第15話 ずれ始めた責任
王宮の会議室は、どこか落ち着きがなかった。
「……この件、誰の判断ですか?」
文官の一人が、控えめだがはっきりと問いかける。
「聖女様の意向を尊重した結果です」
別の者が答えると、室内に微妙な沈黙が落ちた。
「尊重した、というより……確認を省いたのでは?」
誰も否定しない。
最近、こうしたやり取りが増えている。
判断が遅れ、
結果が曖昧になり、
その責任を“誰が負うのか”が見えなくなった。
「問題は小さい。
だが、積み重なっている」
年配の文官が、低い声で言った。
「このままでは、現場が疲弊する」
アルベルトは、眉を寄せる。
「だから、調整役を増やすと言っただろう」
「増えています。
ですが……線を引く人がいません」
線。
誰が、どこまで決めていいのか。
誰が、最終責任を負うのか。
それを明確にする人間が、いない。
別の部屋では、騎士団の代表が声を荒げていた。
「補給が遅れています。
理由は単純だ。

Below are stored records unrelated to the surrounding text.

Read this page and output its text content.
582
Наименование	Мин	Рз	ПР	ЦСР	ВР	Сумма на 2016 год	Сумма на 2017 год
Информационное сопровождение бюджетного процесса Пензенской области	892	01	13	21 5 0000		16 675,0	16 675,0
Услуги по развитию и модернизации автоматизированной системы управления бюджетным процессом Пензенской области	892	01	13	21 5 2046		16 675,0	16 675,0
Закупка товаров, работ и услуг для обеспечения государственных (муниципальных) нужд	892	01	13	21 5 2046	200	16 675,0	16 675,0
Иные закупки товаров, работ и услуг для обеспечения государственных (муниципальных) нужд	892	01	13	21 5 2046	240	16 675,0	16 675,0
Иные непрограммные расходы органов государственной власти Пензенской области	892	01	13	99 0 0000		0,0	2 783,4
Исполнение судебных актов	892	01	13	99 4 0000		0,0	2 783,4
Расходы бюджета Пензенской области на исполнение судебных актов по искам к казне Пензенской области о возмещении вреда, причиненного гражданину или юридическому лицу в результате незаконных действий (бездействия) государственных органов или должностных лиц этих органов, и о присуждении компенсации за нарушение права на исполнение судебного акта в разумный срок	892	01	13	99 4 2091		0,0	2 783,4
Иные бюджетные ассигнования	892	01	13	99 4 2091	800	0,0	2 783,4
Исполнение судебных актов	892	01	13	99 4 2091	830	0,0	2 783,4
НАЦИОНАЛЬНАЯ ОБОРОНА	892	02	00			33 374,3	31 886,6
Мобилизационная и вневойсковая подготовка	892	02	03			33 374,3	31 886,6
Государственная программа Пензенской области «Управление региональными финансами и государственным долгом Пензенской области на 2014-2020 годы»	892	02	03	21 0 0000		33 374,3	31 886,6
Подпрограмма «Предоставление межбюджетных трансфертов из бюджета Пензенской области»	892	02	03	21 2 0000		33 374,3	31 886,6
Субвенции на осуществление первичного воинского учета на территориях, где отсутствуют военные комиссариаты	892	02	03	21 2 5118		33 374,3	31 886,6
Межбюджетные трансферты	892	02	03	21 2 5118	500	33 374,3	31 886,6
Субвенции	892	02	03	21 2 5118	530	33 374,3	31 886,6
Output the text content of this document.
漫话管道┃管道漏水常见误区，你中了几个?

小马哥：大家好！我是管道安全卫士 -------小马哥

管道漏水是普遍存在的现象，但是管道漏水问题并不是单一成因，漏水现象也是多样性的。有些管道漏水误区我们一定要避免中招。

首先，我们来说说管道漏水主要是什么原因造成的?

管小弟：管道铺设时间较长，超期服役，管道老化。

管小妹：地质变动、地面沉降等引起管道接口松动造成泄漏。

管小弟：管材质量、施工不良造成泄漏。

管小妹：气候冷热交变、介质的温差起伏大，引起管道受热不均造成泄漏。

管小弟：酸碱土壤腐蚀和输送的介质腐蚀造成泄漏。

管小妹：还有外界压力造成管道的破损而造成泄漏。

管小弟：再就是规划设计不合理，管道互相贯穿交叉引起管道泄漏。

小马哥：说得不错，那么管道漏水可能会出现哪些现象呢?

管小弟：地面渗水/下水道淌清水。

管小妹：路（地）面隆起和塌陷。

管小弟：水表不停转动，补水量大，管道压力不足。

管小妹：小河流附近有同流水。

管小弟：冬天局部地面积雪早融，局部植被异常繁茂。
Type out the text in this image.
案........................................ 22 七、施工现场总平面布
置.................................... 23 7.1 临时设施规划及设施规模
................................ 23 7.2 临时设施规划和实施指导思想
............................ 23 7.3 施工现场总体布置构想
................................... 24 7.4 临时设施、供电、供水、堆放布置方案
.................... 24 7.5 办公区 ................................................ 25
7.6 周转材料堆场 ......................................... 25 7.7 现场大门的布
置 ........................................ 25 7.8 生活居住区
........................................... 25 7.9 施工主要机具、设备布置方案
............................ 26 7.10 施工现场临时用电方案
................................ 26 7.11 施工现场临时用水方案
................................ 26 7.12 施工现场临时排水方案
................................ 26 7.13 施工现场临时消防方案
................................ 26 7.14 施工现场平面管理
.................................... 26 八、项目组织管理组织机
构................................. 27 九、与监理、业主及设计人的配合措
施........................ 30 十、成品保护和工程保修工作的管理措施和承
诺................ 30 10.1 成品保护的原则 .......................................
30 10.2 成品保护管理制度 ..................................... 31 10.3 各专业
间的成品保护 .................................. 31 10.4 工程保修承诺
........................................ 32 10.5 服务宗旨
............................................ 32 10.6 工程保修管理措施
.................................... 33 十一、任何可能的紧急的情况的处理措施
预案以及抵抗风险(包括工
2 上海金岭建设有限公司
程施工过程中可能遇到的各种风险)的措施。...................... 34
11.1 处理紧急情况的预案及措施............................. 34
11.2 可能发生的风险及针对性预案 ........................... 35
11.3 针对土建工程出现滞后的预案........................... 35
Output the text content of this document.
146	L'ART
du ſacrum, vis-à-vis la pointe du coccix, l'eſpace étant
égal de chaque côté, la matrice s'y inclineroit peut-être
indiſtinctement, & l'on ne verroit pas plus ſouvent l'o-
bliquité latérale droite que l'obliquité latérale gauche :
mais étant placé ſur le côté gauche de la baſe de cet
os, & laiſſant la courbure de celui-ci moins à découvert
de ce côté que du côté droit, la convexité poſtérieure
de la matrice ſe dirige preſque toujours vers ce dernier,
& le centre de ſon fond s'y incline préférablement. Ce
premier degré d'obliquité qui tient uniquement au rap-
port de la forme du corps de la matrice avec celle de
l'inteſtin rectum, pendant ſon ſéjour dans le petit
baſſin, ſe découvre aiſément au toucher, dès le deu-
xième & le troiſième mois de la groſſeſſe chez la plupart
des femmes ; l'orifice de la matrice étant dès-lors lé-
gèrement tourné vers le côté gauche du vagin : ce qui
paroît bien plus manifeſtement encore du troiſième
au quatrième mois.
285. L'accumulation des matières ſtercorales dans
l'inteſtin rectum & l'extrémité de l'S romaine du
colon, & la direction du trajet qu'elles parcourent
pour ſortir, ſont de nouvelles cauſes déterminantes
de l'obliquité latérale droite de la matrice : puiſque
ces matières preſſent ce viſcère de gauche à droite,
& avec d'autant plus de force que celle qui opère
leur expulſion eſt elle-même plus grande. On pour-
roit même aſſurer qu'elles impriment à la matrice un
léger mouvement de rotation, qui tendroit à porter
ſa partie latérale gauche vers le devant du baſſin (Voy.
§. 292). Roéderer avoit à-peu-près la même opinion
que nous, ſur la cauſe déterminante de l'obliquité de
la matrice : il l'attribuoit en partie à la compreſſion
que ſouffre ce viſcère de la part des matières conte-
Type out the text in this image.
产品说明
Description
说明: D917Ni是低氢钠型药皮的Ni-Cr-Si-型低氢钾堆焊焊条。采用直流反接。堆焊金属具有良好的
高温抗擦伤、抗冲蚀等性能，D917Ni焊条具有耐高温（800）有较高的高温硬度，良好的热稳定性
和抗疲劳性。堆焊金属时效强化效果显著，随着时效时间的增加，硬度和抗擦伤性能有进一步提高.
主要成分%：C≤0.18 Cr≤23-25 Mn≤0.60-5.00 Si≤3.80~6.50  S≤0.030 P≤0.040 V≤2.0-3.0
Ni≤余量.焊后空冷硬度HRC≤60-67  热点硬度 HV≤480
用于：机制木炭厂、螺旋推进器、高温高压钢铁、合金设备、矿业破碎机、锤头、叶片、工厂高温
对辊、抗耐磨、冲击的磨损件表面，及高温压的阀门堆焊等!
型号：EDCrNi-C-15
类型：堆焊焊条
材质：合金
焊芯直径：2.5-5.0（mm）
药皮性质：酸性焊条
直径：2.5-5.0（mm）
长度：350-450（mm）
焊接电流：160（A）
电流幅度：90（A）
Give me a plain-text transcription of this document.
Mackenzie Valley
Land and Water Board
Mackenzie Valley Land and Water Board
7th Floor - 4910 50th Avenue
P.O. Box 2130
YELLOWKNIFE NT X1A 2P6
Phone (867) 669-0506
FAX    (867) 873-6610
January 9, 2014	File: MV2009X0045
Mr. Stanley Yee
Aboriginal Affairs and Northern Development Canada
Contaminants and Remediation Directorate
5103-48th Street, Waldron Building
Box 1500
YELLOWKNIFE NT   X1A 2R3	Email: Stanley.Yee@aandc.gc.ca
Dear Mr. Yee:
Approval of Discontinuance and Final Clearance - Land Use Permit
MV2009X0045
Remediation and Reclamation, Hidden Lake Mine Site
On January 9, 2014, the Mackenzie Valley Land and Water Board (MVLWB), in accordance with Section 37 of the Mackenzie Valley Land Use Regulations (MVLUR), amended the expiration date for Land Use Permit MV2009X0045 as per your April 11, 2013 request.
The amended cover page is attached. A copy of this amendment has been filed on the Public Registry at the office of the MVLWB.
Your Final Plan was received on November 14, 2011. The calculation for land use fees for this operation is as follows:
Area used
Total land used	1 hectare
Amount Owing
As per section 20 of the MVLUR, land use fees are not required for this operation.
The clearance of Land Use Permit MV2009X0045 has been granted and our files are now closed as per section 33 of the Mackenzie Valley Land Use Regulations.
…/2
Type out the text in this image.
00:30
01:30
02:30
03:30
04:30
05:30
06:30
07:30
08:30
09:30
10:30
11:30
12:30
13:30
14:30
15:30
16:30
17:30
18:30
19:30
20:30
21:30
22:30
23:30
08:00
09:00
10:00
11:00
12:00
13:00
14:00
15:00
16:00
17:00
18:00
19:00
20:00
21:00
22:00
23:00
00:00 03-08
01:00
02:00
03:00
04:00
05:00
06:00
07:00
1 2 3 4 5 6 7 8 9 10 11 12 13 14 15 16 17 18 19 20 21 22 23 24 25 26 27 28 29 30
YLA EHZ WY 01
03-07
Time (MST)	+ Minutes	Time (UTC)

判断が回ってこない」
「今は聖女様の回復行事が多く……」
「それと、補給は関係ないだろう!」
言葉が、少し強くなる。
以前なら、
この段階で調整が入っていた。
感情がぶつかる前に、
利害が整理されていた。
今は、それがない。
午後、聖女エミリアのもとに、複数の相談が集まった。
「こちらの判断を……」
「殿下はお忙しくて……」
彼女は困ったように視線を泳がせる。
回復はできる。
人を癒すこともできる。
だが、線を引く役割ではない。
「……できる範囲で、考えます」
そう答えるしかなかった。
それが、善意の限界だった。
夕刻、アルベルトは一人、執務室で書類を眺めていた。
小さな赤字。
小さな遅延。
小さな不満。
どれも、致命的ではない。
だが――
誰かのせいにしなければ、処理できない段階に入っている。
「……前は、こんなことは」
言いかけて、言葉を飲み込む。
前、とはいつだ。
その問いに、答えは浮かばなかった。
夜。
文官の一人が、廊下で小さく囁いた。
「最近、誰も判断を引き受けたがらない」
「責任を負う役目が、曖昧だからな」
「……誰かが、線を引いてくれていた気がするんだが」
その名は、まだ出ない。
だが、
不在だけが、確実に存在を主張し始めていた。